Keith, above, is right that your creativity should come within; not so ironically, particularly in the genre of self portraiture.

Now, that being said, there are some technique and approach ideas that one may consider to stimulate one's own creative flow. I have used some of these suggestions with my own photography students on various occasions and, in all sincerity, I have received much self-portraiture work over the years that has been a joy to evaluate because of both the authenticity and innovative spirit so much of it embodies!

In other words, you can tell someone that they can try, for example, shooting into a mirror in such a way that the resultant image shows both a partial face and fully reflected face. That in itself will not detract from the self-portraitist's own unique journey within that exercise. It will still be his or her own!

Here are some of my own suggestions that I'm pleased to pass on:

(1) Don't try to do this project within a tight time frame. In order to capture different aspects of your personality, you need to give this some time. You have a few weeks to hand this in; take advantage of the time. Doing so over time will help you bring light to the different sides of you.

(2) Try to think about doing this work when you are feeling something more intensely; whatever the feeling is. If you're frustrated, go ahead and brood, but get your camera out while you're in that zone...

(3) Experiment with lighting, locations, indoor, outdoor, day and night.

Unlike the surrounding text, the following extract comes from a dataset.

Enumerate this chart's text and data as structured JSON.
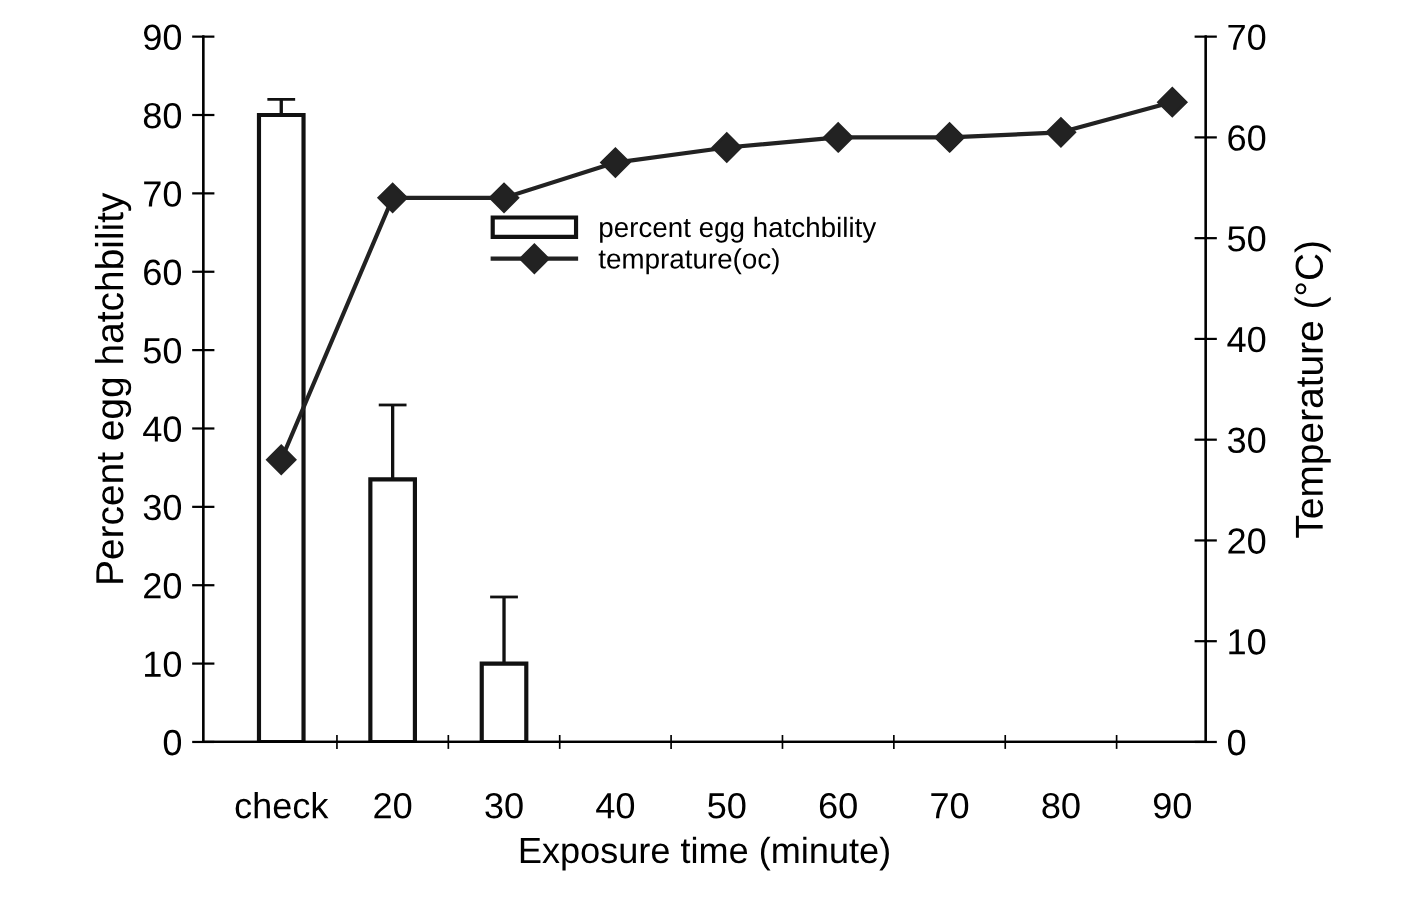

(4) Above all, be comfortable with who you are. (better said than done for most of us) As they used to say, "Let it all hang out"; meaning that self-portraiture is not a project for the vain.

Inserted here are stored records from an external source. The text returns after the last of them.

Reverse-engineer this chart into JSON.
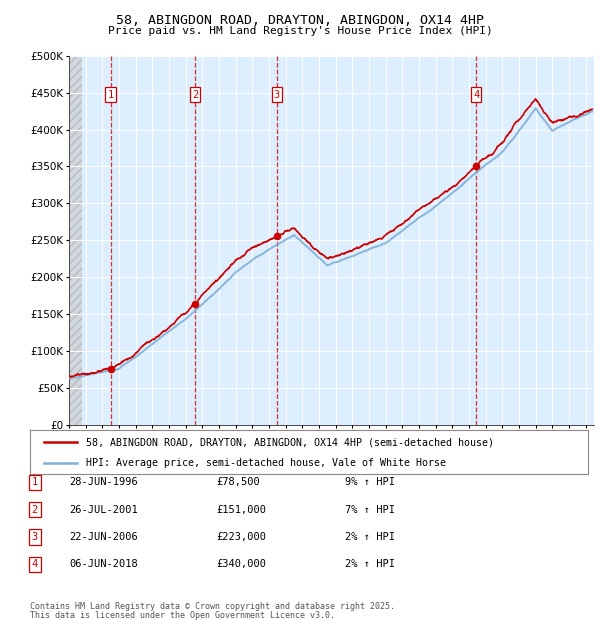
{
  "title": "58, ABINGDON ROAD, DRAYTON, ABINGDON, OX14 4HP",
  "subtitle": "Price paid vs. HM Land Registry's House Price Index (HPI)",
  "legend_line1": "58, ABINGDON ROAD, DRAYTON, ABINGDON, OX14 4HP (semi-detached house)",
  "legend_line2": "HPI: Average price, semi-detached house, Vale of White Horse",
  "footer1": "Contains HM Land Registry data © Crown copyright and database right 2025.",
  "footer2": "This data is licensed under the Open Government Licence v3.0.",
  "sale_markers": [
    {
      "num": 1,
      "date": "28-JUN-1996",
      "price": 78500,
      "pct": "9%",
      "x_year": 1996.49
    },
    {
      "num": 2,
      "date": "26-JUL-2001",
      "price": 151000,
      "pct": "7%",
      "x_year": 2001.57
    },
    {
      "num": 3,
      "date": "22-JUN-2006",
      "price": 223000,
      "pct": "2%",
      "x_year": 2006.47
    },
    {
      "num": 4,
      "date": "06-JUN-2018",
      "price": 340000,
      "pct": "2%",
      "x_year": 2018.43
    }
  ],
  "hpi_color": "#7fb0d8",
  "price_color": "#cc0000",
  "marker_color": "#cc0000",
  "dashed_color": "#cc0000",
  "bg_plot": "#ddeeff",
  "xmin": 1994.0,
  "xmax": 2025.5,
  "ymin": 0,
  "ymax": 500000,
  "yticks": [
    0,
    50000,
    100000,
    150000,
    200000,
    250000,
    300000,
    350000,
    400000,
    450000,
    500000
  ]
}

(5) Try some different sorts of things in your self-portraiture, such as:

Purposeful Distortion (ie. using a magnifying glass between the lens and you);
Mirror Image;
Doing Something About Which You're Passionate

Revealing Only Partial Face
No Face Shown; only shot from behind or using a Silhouette
Dramatic Single Point Lighting

Parts of Me (not necessarily the face)
Experimental (ie. Slow shutter; candle-lit; double exposures) 
Being Comfortable With Being Silly
Shadow Play

These are some good springboards that I'm confident will help. Good luck fellow shutterbug!

Steve


----------



## dak1b (Aug 26, 2010)

thank you for the wonderful post steve! good advice. I plan on buying a few rolls of film today and start shooting!


----------



## kundalini (Aug 26, 2010)

Good stuff from Steve.

Have you looked throught this thread?

http://www.thephotoforum.com/forum/people-photography/82332-post-picture-yourself.html

It will give you just as many ideas of what NOT to do as there are great shots.


----------